JOURNAL D'ARMEL VEILHAN AU TRITON
22/01/2016. Denis Chouillet joue Pierre-Yves Mace, Song recycle
Partout dans le monde, à Madrid, au Caire, à Bobigny, à Sarajevo, à Téhéran... des anonymes postent sur internet une chanson qu'ils affectionnent pour la donner à entendre à celles ou ceux qui se trouvent loin de leurs yeux et tout près de leurs cœurs. Pierre-Yves Macé a eu l'idée subtile de recycler ces voix du monde qui laissent transparaître derrière elles les rumeurs de la cité, ou d'autres voix plus lointaines que la prise de son amateur a avalées par mégarde. Puis, tout en choisissant dans le fatras de ces vidéos, les découpant, les déformant avec ses machines électro-acoustiques (sans jamais les noyer) le compositeur-scénariste de son propre film imaginaire, a commencé de composer une partie pour piano en dialogue (comme une réponse à ces posts sonores) qu'il a confié pour notre plus grand plaisir à Denis Chouillet, l'interprète idéal.
Ainsi, le piano, souvent désigné comme le roi des instruments acoustiques (et donc aussi le plus solitaire de tous), rencontre d'autres solitudes, celles-ci non couronnées, d'autres cultures, d'autres chants perdus dans la trame infinie d'internet.
Sur la scène de la salle 2, un piano et un haut parleur qui change de couleurs au fils des mouvements, une idée de l'éclairagiste Clément Ona qui signe une lumière magnétique. Sorte de gueule, d'épouvantail par lequel nous arrive des lambeaux d'humanité. Il faut préciser que la bande sonore n'entre véritablement qu'après le premier morceau pour piano solo Accords et accros. Tout commence ainsi, par la vie des oiseaux, la légerté de leur envol, le chant de la nature. Puis, soudain cueillis par la partie diffusée, l'on se met à voyager entre le présent du piano de la salle de concert, le passé proche de ces voix enregistrés (You Tube n'est pas si vieux...), et le traitement plastic du compositeur qui réalise sa dernière bande bien à lui ou le babil des hommes répond à celui des oiseaux comme si l'on entendait Samuel Beckett répondre à Olivier Messiaen. Le premier faisait face à la mort, la fin ultime pour lui, le second croyant et catholique imaginait le paradis.
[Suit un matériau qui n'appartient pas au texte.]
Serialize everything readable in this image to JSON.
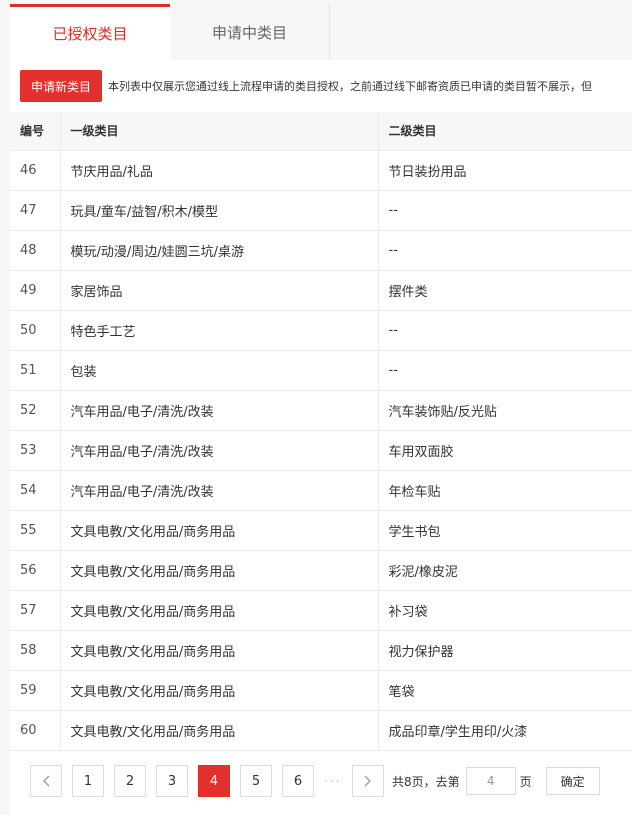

Seul au clavier, Denis Chouillet réussi à effacer l'architecture de la composition pour nous donner à recevoir physiquement cette musique très pensée.
Au début, comme si une main imaginaire venait nous bander les yeux, instinctivement l'on cherche à deviner où l'on se trouve ? La langue, le pays de l'enregistrement ? L'on fouille dans sa mémoire pour essayer de découvrir le lieu de la prise de son sur la carte des cinq continents. Alors nos propres souvenirs remontent à la surface comme la trace de sensations qui constituent nos existences : la rue, une fenêtre ouverte par laquelle se disperse les voix d'une fête, les voitures, la résonance d'une zone pavillonnaire, d'une cité, d'un port... Et puis soudain, alors qu'on se trouve à l'intersection des temps et des lieux, perdu, la guerre explose. Le brouillage sonore nous ramène aux communications du champ d'opération des bombardements, la voix des anonymes à la vie des populations civiles menacées. L'Iran, la frontière kurde, le Mali... tout est au loin et tout soudain circule autour de nous, tout près, et toute l'abstraction de cette violence lointaine se concrétise, s'humanisant ainsi. L'émotion arrive au paroxysme lorsque surgit la voix des enfants. L'on repense à Dostoïevski, à ce qu'il écrit sur l'injustice même lointaine à nos vies, cette culpabilité nécessaire à notre humanité et à notre conscience.Et en mon for intérieur, je me suis surpris à répéter avec lui et avec mon ami Miguel : qui donc nous pardonnera ?
Je voudrais dire tout mon amour pour cette écriture et cette si profonde interprétation de Denis Chouillet qui joue du piano comme les grands maître russes, avec tout le corps et la légerté des oiseaux par lesquels il a si bien initié ce concert rare.